Andrew Curry writes: I was struck by an article in Stanford Social Innovation Review that argued that it takes three types of leaders to make social innovation happen: the agitator, the innovator, and the orchestrator:
An agitator brings the grievances of specific individuals or groups to the forefront of public awareness. An innovator creates an actionable solution to address these grievances. And an orchestrator coordinates action across groups, organizations, and sectors to scale the proposed solution.
The article is by Julie Battilana and Marissa Kimsey, and a couple of things struck me straightaway about this model. The first is how closely these map back onto the Three Horizons model. The second is that although they are writing about social innovation, this model applies to pretty much any kind of deep or structural innovation (Disruptive? Transformative?). You need all three roles; the authors think they might blur, but I’m less sure about that.
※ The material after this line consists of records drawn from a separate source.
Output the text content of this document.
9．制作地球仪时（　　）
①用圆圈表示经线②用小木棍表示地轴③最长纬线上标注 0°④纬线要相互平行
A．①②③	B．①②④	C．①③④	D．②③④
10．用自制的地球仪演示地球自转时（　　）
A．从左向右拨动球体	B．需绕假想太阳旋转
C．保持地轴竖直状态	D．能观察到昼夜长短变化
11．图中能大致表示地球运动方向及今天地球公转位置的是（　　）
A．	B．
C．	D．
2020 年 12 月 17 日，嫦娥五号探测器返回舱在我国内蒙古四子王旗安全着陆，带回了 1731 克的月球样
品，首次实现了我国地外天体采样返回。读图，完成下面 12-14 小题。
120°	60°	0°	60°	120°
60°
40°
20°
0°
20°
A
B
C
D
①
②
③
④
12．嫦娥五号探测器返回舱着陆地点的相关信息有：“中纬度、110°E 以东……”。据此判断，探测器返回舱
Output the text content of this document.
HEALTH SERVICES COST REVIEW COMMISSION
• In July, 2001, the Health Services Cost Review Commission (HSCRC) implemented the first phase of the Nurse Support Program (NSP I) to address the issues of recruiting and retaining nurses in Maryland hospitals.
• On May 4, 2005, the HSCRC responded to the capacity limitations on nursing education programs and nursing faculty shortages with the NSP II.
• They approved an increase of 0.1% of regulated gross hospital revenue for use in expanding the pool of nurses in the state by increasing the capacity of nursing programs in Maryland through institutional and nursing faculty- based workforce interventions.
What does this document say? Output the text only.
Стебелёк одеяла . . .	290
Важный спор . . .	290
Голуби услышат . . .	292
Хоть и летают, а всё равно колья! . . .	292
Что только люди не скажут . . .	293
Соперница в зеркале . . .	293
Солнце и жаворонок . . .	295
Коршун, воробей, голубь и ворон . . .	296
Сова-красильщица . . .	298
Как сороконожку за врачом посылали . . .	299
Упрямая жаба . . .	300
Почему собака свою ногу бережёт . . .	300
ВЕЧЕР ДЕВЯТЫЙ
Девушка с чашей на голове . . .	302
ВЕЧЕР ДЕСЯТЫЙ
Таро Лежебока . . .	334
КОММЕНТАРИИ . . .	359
Anyway:
Agitation without innovation means complaints without ways forward, and innovation without orchestration means ideas without impact.
And maybe one more thought. Large organisations are usually full of orchestrators, lighter on innovators, and go out of their way to persecute agitators. In fact, there’s usually a whole corporate lexicon to disparage them, starting with “cynical” and escalating quickly from there.
The article is fairly detailed, and later on there’s a useful chart showing how each of the different types of leaders use the kinds of skills that leaders deploy.
One interesting aspect of the argument is that in the case study the authors use, of the French youth service organisation Unis-Cité, the leaders started out seeing themselves as innovators, but had to switch roles to agitators when the political climate changed and it became necessary to make the public case once again for youth service. As the article notes more broadly, mobilizing for social change is an “inherently political process.” But we tend to think of Three Horizons as a process that works its way from the visionary Third Horizon through the entrepreneurial Second to the managerial First. Systemic change isn’t always as tidy as that.